La nouvelle histoire, c’est la connexion et elle est en train d’être écrite par beaucoup de monde. Ce n’est pas à moi de dire ce qu’elle devrait être. Je visite beaucoup d’endroits qui font de la transition et je vois cette nouvelle histoire émerger grâce au travail, aux rêves, à l’amour du lieu où l’on est, à la créativité et à l’imagination de beaucoup de gens. Elle reconnaît que nous avons une place dans la nature et qu’il faut diminuer un peu nos égos, apprendre à être plus humble et à faire partie du grand réseau.

 

  • La transition existe-t-elle aussi dans les pays en développement?

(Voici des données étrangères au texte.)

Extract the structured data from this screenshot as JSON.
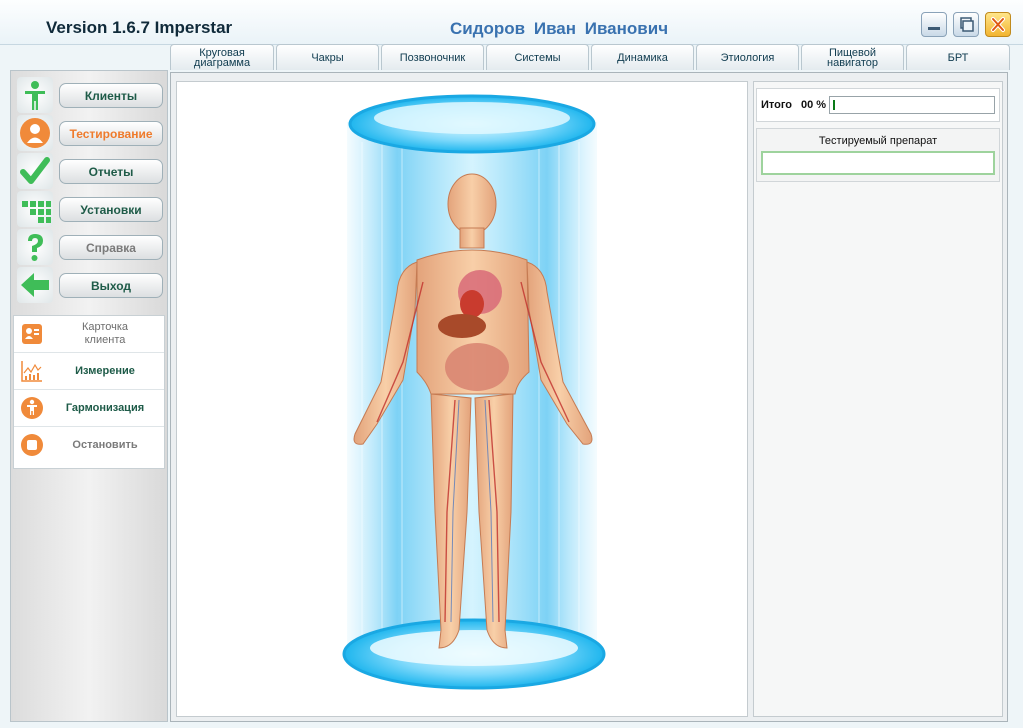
{
  "window": {
    "title": "Version 1.6.7 Imperstar",
    "user_name": "Сидоров  Иван  Иванович",
    "controls": [
      "minimize-icon",
      "maximize-icon",
      "close-icon"
    ]
  },
  "tabs": [
    {
      "label": "Круговая\nдиаграмма"
    },
    {
      "label": "Чакры"
    },
    {
      "label": "Позвоночник"
    },
    {
      "label": "Системы"
    },
    {
      "label": "Динамика"
    },
    {
      "label": "Этиология"
    },
    {
      "label": "Пищевой\nнавигатор"
    },
    {
      "label": "БРТ"
    }
  ],
  "nav": {
    "items": [
      {
        "label": "Клиенты",
        "icon": "person-icon"
      },
      {
        "label": "Тестирование",
        "icon": "user-icon"
      },
      {
        "label": "Отчеты",
        "icon": "checkmark-icon"
      },
      {
        "label": "Установки",
        "icon": "grid-icon"
      },
      {
        "label": "Справка",
        "icon": "question-icon"
      },
      {
        "label": "Выход",
        "icon": "exit-arrow-icon"
      }
    ],
    "active_label": "Тестирование"
  },
  "actions": [
    {
      "label": "Карточка\nклиента",
      "icon": "client-card-icon"
    },
    {
      "label": "Измерение",
      "icon": "measure-chart-icon"
    },
    {
      "label": "Гармонизация",
      "icon": "harmonize-icon"
    },
    {
      "label": "Остановить",
      "icon": "stop-icon"
    }
  ],
  "results": {
    "total_label": "Итого",
    "total_value": "00 %",
    "progress_fraction": 0.0
  },
  "drug": {
    "label": "Тестируемый препарат",
    "value": ""
  },
  "colors": {
    "accent_orange": "#ef7b2c",
    "nav_text_green": "#1e5b48",
    "title_blue": "#3a72b0",
    "hologram_cyan": "#39c7f2"
  }
}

L’idée est née comme une cure de désintoxication pour l’Occident, pour ramener notre consommation à un niveau durable. Mais par la suite le mouvement a émergé aussi dans les favelas de Sao Paolo, les bidonvilles d’Afrique du Sud, les villages en Chine, Inde, Amérique du Sud – Chili, Bolivie, Argentine, Uruguay. C’est un peu différent dans chaque endroit, mais la transition est toujours bien reconnaissable. Des gens sont en train d’expérimenter un peu partout, peut-être trouverons-nous la solution. Si on me demande : « Comment ce serait en Iran ? » Je réponds : « Je n’en sais rien ». Il y a six ans, quatre femmes formidables du Brésil sont venues à notre conférence nationale et nous ont demandé comment faire de la transition chez elles. Nous avons répondu : « Aucune idée, peut-être que pour commencer vous devriez nous dire ce que vous avez déjà fait ». Elles nous ont raconté des histoires de transition dans les favelas et nous leur avons répondu : « Vous êtes formidables ! » La transition invite à s’auto-organiser, elle repose sur une éthique de la confiance. Ce n’est pas une franchise de Coca-Cola. Lorsque vous faites confiance, c’est toujours délicieux et surprenant et cela invite les gens à jouer. En tant qu’adultes, nous n’avons plus le droit de jouer.